In this world, it’s all too easy to fall into ruts and routines that ignore who we really are and that dampen our passion. We stay in jobs we hate. We forget to immerse ourselves in new experiences. We stop learning. We stop moving our bodies. We numb out. Not all of us, of course, and certainly not all the time, but perhaps just enough to prevent us from fully living (and from feeling inspired to create).
This week, Ann Quasman shared an insightful article with me about the connection between creativity and health (A Creative Life is a Healthy Life by Amanda Enayati for CNN). In it, Enayati describes the path to creativity and innovation – which just happens to look very much like fully living. If we put the focus on broadening our experience and deepening our learning about ourselves and the world around us; if we choose to master new skills and areas of interest; if we make a commitment to jump out of the status quo and into what makes us truly happy, what makes us feel more alive, our inherent creativity flows to the forefront and real creative expression is highly likely to follow.
All we have to do is decide to fully live.

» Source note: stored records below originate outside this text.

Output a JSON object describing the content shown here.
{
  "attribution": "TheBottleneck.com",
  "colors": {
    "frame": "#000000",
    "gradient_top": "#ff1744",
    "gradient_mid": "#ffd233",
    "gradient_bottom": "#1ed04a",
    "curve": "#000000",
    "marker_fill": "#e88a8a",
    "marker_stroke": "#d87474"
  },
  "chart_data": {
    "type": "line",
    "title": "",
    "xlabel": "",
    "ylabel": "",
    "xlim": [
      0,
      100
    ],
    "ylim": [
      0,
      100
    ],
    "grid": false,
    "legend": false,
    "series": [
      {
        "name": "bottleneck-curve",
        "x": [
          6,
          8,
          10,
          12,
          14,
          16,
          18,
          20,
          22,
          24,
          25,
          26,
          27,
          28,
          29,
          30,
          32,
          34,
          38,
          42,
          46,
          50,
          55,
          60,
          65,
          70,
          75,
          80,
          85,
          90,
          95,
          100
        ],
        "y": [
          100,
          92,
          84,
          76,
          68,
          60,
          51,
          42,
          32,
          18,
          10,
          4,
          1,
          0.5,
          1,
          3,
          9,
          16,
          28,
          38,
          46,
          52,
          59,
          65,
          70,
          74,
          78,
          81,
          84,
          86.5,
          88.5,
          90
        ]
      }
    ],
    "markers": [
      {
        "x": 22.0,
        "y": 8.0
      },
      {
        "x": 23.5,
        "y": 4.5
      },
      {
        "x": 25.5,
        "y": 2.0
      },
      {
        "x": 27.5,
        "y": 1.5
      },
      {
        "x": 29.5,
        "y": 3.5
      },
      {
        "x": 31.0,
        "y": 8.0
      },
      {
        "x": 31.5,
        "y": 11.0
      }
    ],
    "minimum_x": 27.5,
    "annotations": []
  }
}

Below, I’ve posted 10 Big-Life Questions to Ask Every Year – these are questions I ask myself, as well as all my coaching clients annually, and which, I think, are really helpful for setting new intentions and new directions on a regular basis. Especially, the intention of fully living and, therefore, of embarking towards greater creative confidence at regular intervals. Remember, though, the whole idea is to take the pressure off by making fully living, not creativity, the goal.
In short, we’re building creative confidence by not going for anything more, or anything less, than full immersion into a full life.
To taking the pressure fully off by getting on with fully living,
Susan B.
P.S. If you’d like to share your Big-Life intentions as a way to make this exercise more concrete (and yourself more accountable – which always helps!), you can do that right here at Idea Tango by leaving a comment with your answers. I’ll be the same later this week - and I hope you’ll join me.
10 BIG-LIFE QUESTIONS TO ASK EVERY YEAR
#1. What’s your theme for this year?
#2. What are three goals you’ll have achieved as a result of living true to your theme this year?
#3. What new things are you going to learn this learn?
#4. What are you going to master this year?
#5. What’s the one thing you’ve been scared to do that you ARE going to do this year?
#6. What will you STOP doing this year?
#7. Who are you going to help this year?
#8. Where are you going to go this year?
#9. What’s the motto you need to adopt this year to support you in moving toward, achieving and/or living all of the above?
#10. At the end of this year, what will be true about you?